Towards a universality picture for the relaxation to equilibrium of kinetically constrained models

Abstract

Recent years have seen a great deal of progress in our understanding of bootstrap percolation models, a particular class of monotone cellular automata. In the two-dimensional lattice $\mathbb{Z}^{2}$, there is now a quite satisfactory understanding of their evolution starting from a random initial condition, with a strikingly beautiful universality picture for their critical behavior. Much less is known for their nonmonotone stochastic counterpart, namely kinetically constrained models (KCM). In KCM, each vertex is resampled (independently) at rate one by tossing a $p$-coin iff it can be infected in the next step by the bootstrap model. In particular, an infection can also heal, hence the nonmonotonicity. Besides the connection with bootstrap percolation, KCM have an interest in their own as they feature some of the most striking features of the liquid/glass transition, a major and still largely open problem in condensed matter physics.

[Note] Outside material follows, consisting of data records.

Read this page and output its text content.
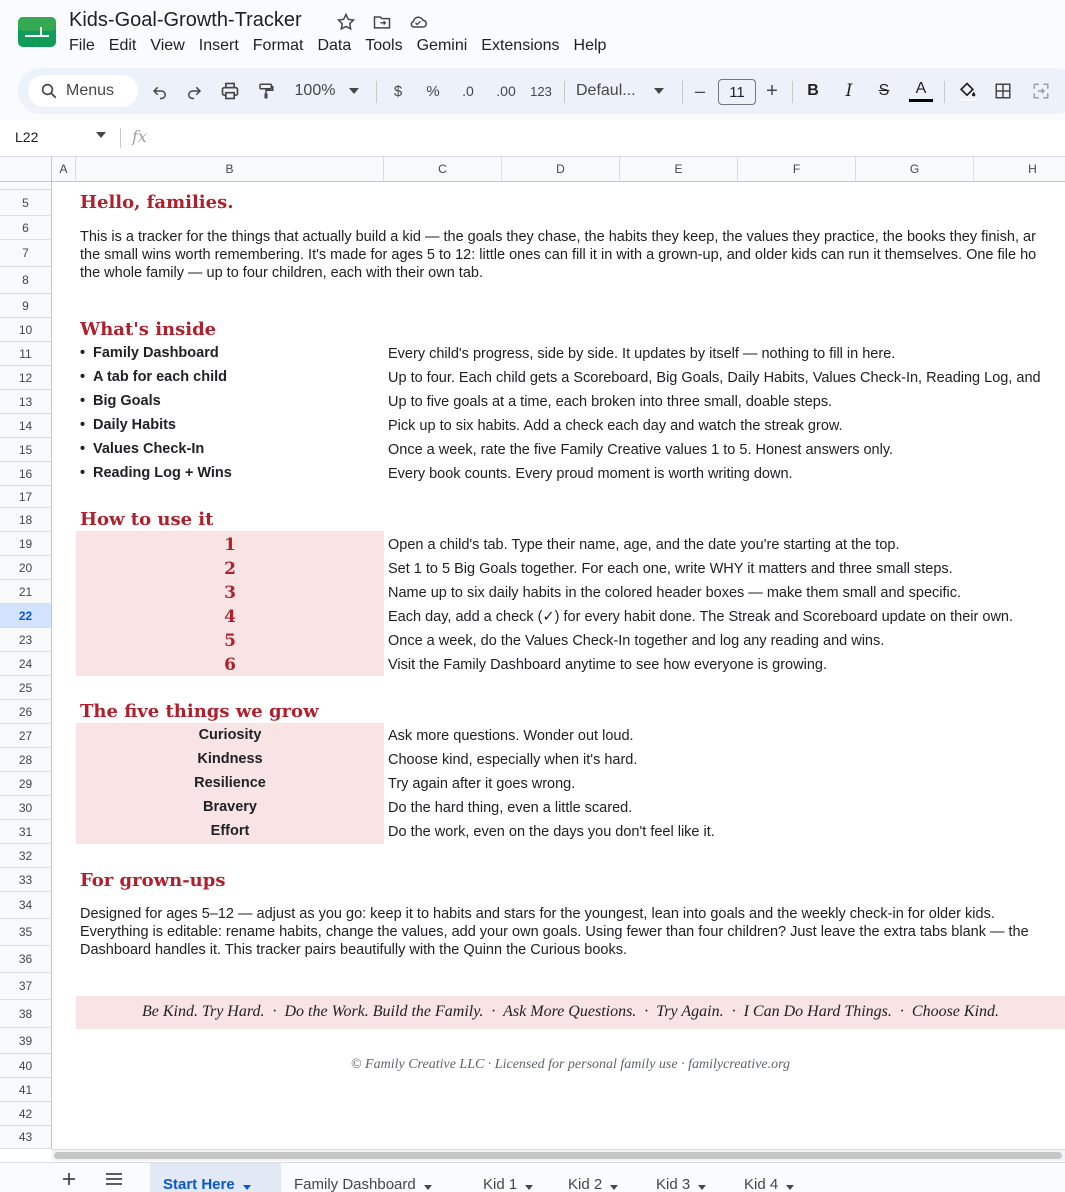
Kids-Goal-Growth-Tracker
File Edit View Insert Format Data Tools Gemini Extensions Help
Menus	100%	$	%	.0	.00	123 Defaul...	–	11	+	B	I	S	A
L22	fx
A	B	C	D	E	F	G	H
5
6
7
8
9
10
11
12
13
14
15
16
17
18
19
20
21
22
23
24
25
26
27
28
29
30
31
32
33
34
35
36
37
38
39
40
41
42
43
Hello, families.
This is a tracker for the things that actually build a kid — the goals they chase, the habits they keep, the values they practice, the books they finish, ar
the small wins worth remembering. It's made for ages 5 to 12: little ones can fill it in with a grown-up, and older kids can run it themselves. One file ho
the whole family — up to four children, each with their own tab.
What's inside
• Family Dashboard	Every child's progress, side by side. It updates by itself — nothing to fill in here.
• A tab for each child	Up to four. Each child gets a Scoreboard, Big Goals, Daily Habits, Values Check-In, Reading Log, and
• Big Goals	Up to five goals at a time, each broken into three small, doable steps.
• Daily Habits	Pick up to six habits. Add a check each day and watch the streak grow.
• Values Check-In	Once a week, rate the five Family Creative values 1 to 5. Honest answers only.
• Reading Log + Wins	Every book counts. Every proud moment is worth writing down.
How to use it
1	Open a child's tab. Type their name, age, and the date you're starting at the top.
2	Set 1 to 5 Big Goals together. For each one, write WHY it matters and three small steps.
3	Name up to six daily habits in the colored header boxes — make them small and specific.
4	Each day, add a check (✓) for every habit done. The Streak and Scoreboard update on their own.
5	Once a week, do the Values Check-In together and log any reading and wins.
6	Visit the Family Dashboard anytime to see how everyone is growing.
The five things we grow
Curiosity	Ask more questions. Wonder out loud.
Kindness	Choose kind, especially when it's hard.
Resilience	Try again after it goes wrong.
Bravery	Do the hard thing, even a little scared.
Effort	Do the work, even on the days you don't feel like it.
For grown-ups
Designed for ages 5–12 — adjust as you go: keep it to habits and stars for the youngest, lean into goals and the weekly check-in for older kids.
Everything is editable: rename habits, change the values, add your own goals. Using fewer than four children? Just leave the extra tabs blank — the
Dashboard handles it. This tracker pairs beautifully with the Quinn the Curious books.
Be Kind. Try Hard.  ·  Do the Work. Build the Family.  ·  Ask More Questions.  ·  Try Again.  ·  I Can Do Hard Things.  ·  Choose Kind.
© Family Creative LLC · Licensed for personal family use · familycreative.org
Start Here	Family Dashboard	Kid 1	Kid 2	Kid 3	Kid 4
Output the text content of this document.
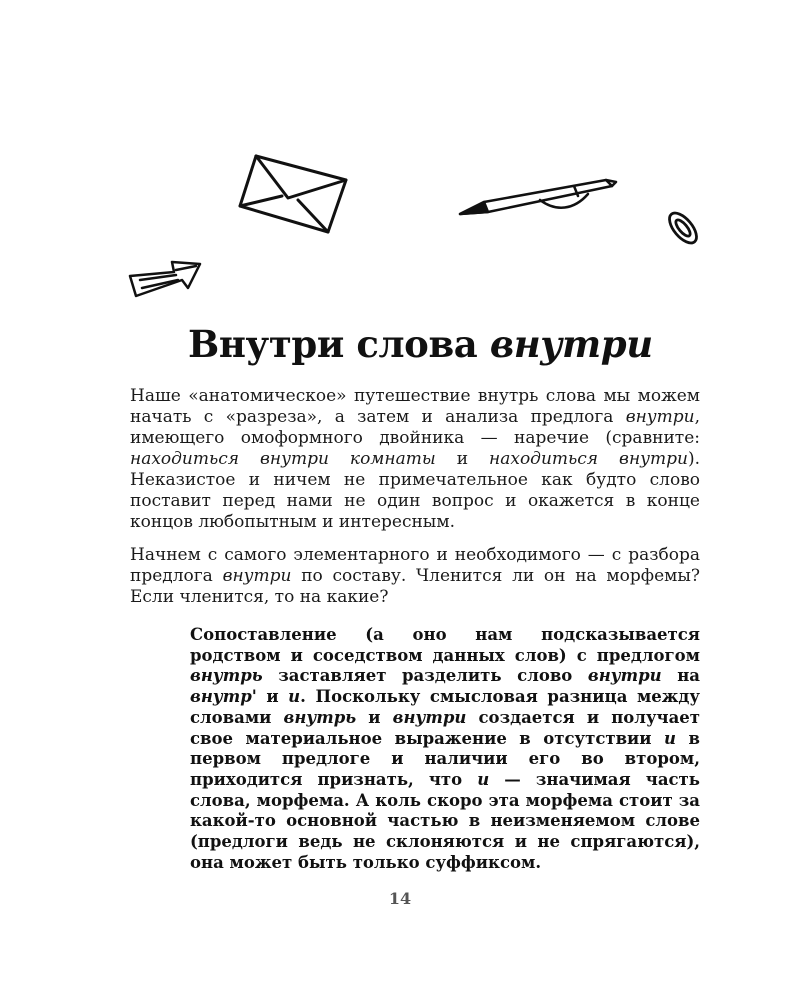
Внутри слова внутри

Наше «анатомическое» путешествие внутрь слова мы можем начать с «разреза», а затем и анализа предлога внутри, имеющего омоформного двойника — наречие (сравните: находиться внутри комнаты и находиться внутри). Неказистое и ничем не примечательное как будто слово поставит перед нами не один вопрос и окажется в конце концов любопытным и интересным.

Начнем с самого элементарного и необходимого — с разбора предлога внутри по составу. Членится ли он на морфемы? Если членится, то на какие?

Сопоставление (а оно нам подсказывается родством и соседством данных слов) с предлогом внутрь заставляет разделить слово внутри на внутр' и и. Поскольку смысловая разница между словами внутрь и внутри создается и получает свое материальное выражение в отсутствии и в первом предлоге и наличии его во втором, приходится признать, что и — значимая часть слова, морфема. А коль скоро эта морфема стоит за какой-то основной частью в неизменяемом слове (предлоги ведь не склоняются и не спрягаются), она может быть только суффиксом.

14
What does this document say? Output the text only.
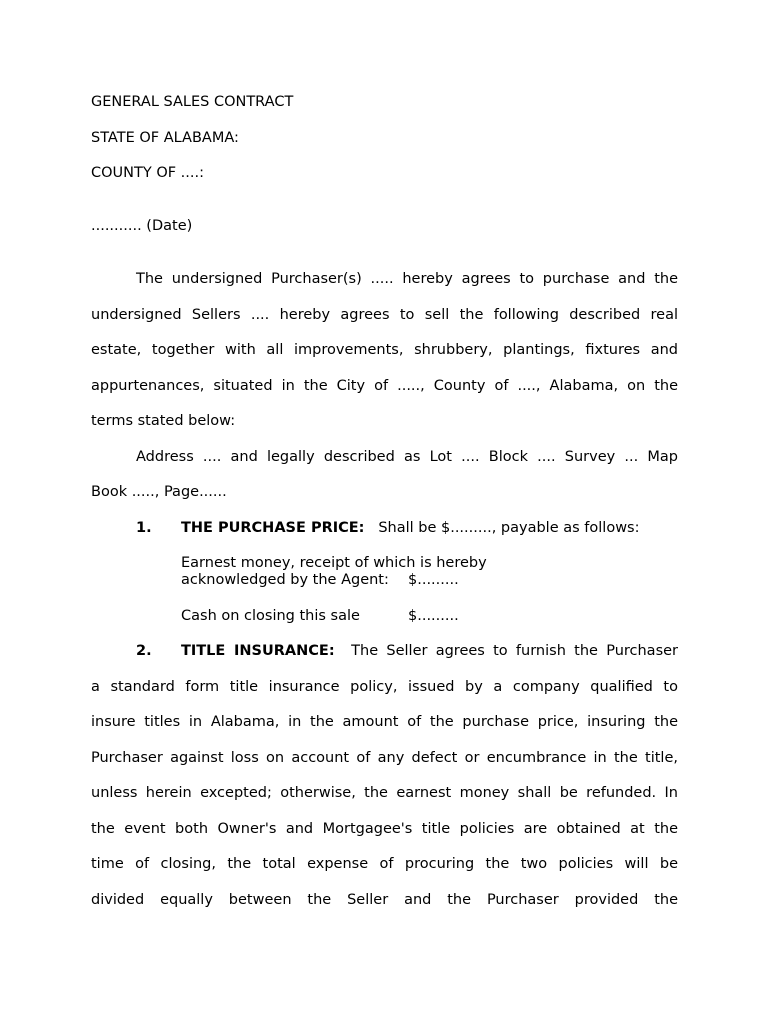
GENERAL SALES CONTRACT
STATE OF ALABAMA:
COUNTY OF ....:
........... (Date)
The undersigned Purchaser(s) ..... hereby agrees to purchase and the
undersigned Sellers .... hereby agrees to sell the following described real
estate, together with all improvements, shrubbery, plantings, fixtures and
appurtenances, situated in the City of ....., County of ...., Alabama, on the
terms stated below:
Address .... and legally described as Lot .... Block .... Survey ... Map
Book ....., Page......
1. THE PURCHASE PRICE: Shall be $........., payable as follows:
Earnest money, receipt of which is hereby
acknowledged by the Agent: $.........
Cash on closing this sale	$.........
2. TITLE INSURANCE: The Seller agrees to furnish the Purchaser
a standard form title insurance policy, issued by a company qualified to
insure titles in Alabama, in the amount of the purchase price, insuring the
Purchaser against loss on account of any defect or encumbrance in the title,
unless herein excepted; otherwise, the earnest money shall be refunded. In
the event both Owner's and Mortgagee's title policies are obtained at the
time of closing, the total expense of procuring the two policies will be
divided equally between the Seller and the Purchaser provided the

In this paper, we pave the way towards proving universality results for the characteristic time scales of KCM. Our novel and general approach gives the right tools to establish a close connection between the critical scaling of characteristic time scales for KCM and the scaling of the critical length in critical bootstrap models. When applied to the Fredrickson–Andersen $k$-facilitated models in dimension $d\ge2$, among the most studied KCM, and to the Gravner–Griffeath model, our results are close to optimal.